Pernyataan itu terdengar seperti upaya menjinakkan realitas. Terlalu ringan untuk beban yang begitu besar. Di Indonesia, tambang bukan sekadar industri ia adalah luka panjang. Air yang tercemar, tanah yang menganga, udara yang sesak, dan hutan yang sekarat. Apakah semua itu bisa disapu bersih hanya dengan diksi “asal bukan yang buruk”?
Lebih menyedihkan lagi, suara-suara keberpihakan dari organisasi Islam sebesar PBNU kini terdengar lirih, padahal dulu cukup lantang. Lihatlah kasus tambang nikel di Raja Ampat sebuah surga ekologis yang dijadikan halaman belakang eksploitasi. Tak ada sikap resmi yang tegas. Tak ada gebrakan moral. Padahal, NU dalam Bahtsul Masail Diniyah Waqi’iyah secara tegas mengharamkan perusakan lingkungan dan menyerukan advokasi syar’i dalam menghadapi praktik eksploitatif.
Para kiai di forum itu mengingatkan bahwa tambang, dalam banyak kasus, lebih berpihak pada keuntungan daripada keberlanjutan. Lubang-lubang raksasa yang dibiarkan menganga tanpa tanggung jawab hanyalah satu dari sekian bukti bahwa logika kapital telah mengerdilkan nilai-nilai etik. Negara pun seakan membiarkan, selama pajak dibayar dan devisa disetor.
Ironi pun menjadi sempurna ketika narasi “penambangan itu baik” keluar dari sosok yang seharusnya berdiri sebagai penyeimbang, penjaga nalar kritis, dan pembela etika.
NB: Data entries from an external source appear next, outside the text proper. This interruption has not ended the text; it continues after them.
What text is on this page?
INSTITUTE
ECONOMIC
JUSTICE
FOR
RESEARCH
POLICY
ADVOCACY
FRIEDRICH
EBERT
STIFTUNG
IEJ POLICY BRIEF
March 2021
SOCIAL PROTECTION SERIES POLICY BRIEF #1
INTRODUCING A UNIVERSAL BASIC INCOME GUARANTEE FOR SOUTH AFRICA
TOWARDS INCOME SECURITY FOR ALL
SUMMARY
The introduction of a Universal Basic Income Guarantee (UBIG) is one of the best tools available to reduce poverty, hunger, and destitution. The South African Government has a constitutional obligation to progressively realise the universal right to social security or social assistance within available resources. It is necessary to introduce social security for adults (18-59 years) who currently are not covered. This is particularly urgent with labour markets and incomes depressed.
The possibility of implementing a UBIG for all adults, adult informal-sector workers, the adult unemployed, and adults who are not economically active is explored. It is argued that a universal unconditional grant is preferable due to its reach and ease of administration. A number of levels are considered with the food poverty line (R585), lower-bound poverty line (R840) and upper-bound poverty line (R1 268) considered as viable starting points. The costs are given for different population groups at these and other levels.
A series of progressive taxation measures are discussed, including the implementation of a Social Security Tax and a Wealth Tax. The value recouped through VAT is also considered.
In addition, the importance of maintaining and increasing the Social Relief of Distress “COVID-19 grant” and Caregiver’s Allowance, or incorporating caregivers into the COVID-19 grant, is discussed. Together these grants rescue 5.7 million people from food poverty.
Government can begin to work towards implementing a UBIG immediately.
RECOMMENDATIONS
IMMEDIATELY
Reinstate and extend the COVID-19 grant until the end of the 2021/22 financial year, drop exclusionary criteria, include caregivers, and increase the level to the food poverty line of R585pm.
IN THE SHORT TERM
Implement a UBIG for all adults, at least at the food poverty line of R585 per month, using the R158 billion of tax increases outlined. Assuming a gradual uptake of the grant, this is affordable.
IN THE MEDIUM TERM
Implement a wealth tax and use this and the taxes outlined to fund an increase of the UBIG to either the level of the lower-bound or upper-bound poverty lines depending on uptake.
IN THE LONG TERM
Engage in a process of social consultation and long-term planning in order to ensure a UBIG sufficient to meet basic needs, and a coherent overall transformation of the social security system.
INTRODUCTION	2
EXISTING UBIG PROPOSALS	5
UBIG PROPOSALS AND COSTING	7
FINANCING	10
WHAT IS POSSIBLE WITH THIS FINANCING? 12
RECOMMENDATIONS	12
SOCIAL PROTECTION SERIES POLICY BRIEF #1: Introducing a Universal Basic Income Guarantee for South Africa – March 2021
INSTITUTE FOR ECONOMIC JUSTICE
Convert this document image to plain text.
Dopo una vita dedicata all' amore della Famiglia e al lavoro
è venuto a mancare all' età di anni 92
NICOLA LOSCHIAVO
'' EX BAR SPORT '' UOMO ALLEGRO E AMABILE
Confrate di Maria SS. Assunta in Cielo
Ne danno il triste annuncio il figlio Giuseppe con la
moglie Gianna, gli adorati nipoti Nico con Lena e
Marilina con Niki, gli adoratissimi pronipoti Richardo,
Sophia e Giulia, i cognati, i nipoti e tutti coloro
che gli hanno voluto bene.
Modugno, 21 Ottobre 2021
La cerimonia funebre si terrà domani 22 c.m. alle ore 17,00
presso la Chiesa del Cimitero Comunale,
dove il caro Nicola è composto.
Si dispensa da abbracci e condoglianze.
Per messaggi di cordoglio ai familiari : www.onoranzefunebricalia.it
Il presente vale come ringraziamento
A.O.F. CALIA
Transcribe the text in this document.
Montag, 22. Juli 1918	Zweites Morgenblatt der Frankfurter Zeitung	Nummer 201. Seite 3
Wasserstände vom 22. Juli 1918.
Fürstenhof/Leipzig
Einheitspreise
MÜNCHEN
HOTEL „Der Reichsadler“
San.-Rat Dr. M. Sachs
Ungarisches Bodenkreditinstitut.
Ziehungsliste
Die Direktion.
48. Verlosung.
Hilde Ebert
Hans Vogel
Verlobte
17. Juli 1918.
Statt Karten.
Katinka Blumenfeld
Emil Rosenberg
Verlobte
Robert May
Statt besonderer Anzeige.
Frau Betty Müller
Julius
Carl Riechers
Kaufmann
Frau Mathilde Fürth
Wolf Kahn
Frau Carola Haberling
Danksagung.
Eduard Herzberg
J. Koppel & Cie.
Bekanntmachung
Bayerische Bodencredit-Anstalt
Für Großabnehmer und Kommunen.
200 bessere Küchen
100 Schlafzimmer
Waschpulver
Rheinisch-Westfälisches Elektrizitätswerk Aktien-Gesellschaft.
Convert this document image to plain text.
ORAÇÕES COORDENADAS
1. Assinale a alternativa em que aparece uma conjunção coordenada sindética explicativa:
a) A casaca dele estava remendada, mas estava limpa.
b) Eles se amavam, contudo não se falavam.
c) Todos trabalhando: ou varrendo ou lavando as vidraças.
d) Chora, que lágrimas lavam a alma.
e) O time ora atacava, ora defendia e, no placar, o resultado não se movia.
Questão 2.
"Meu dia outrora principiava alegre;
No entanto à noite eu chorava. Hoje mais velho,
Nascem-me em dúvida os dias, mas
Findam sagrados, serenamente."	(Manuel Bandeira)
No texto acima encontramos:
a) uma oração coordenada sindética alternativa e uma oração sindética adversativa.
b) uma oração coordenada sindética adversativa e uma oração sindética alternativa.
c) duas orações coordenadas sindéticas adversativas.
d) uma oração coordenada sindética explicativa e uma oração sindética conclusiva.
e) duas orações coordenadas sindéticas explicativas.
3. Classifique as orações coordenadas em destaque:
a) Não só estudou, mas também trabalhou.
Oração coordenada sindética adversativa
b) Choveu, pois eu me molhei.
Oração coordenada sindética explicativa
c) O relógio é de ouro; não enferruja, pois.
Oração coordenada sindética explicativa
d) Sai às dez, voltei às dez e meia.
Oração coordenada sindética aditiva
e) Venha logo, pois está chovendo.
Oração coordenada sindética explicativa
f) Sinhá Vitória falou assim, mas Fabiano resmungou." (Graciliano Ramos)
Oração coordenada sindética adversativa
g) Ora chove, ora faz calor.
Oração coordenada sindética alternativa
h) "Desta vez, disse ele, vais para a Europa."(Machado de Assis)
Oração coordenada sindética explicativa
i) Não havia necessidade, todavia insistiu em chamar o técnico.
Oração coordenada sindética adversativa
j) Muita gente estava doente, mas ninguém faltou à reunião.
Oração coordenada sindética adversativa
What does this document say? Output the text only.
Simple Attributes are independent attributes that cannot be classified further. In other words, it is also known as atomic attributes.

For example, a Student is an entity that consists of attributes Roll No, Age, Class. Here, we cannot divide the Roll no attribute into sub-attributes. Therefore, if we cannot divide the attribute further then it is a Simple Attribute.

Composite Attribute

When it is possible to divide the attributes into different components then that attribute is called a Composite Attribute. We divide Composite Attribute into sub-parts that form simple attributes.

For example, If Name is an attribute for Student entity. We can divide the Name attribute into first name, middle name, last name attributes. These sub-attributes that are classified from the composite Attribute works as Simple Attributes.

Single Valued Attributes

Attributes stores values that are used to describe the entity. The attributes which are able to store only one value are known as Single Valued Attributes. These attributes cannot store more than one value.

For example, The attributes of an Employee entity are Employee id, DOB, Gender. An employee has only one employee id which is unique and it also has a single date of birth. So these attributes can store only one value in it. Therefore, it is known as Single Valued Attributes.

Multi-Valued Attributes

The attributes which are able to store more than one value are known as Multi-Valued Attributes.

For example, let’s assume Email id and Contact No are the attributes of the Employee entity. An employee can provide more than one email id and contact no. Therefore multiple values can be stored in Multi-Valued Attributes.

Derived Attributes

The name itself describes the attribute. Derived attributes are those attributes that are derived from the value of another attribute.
Bukannya menggugat sistem, justru terdengar seperti sedang meredam kegelisahan publik. Maka pertanyaan pun menggantung di langit-langit nurani: ada apa di balik semua ini? Apakah ini bagian dari kompromi politik? Ataukah suara agama kini sedang dirangkul oleh logika perizinan tambang yang kabarnya mulai digenggam oleh ormas?
Ini bukan soal Gus Ulil semata. Ini tentang kita semua. Tentang bagaimana agama yang seharusnya menjadi benteng terakhir nalar moral mulai goyah ketika berhadapan dengan kapital. Ketika tambang menawarkan kuasa, dan agama mulai belajar diam.
Maka bila suara ulama tak lagi memekik saat hutan dibabat, bila fatwa tak lagi menggetarkan saat sungai jadi limbah, lalu siapa lagi yang bisa kita harapkan?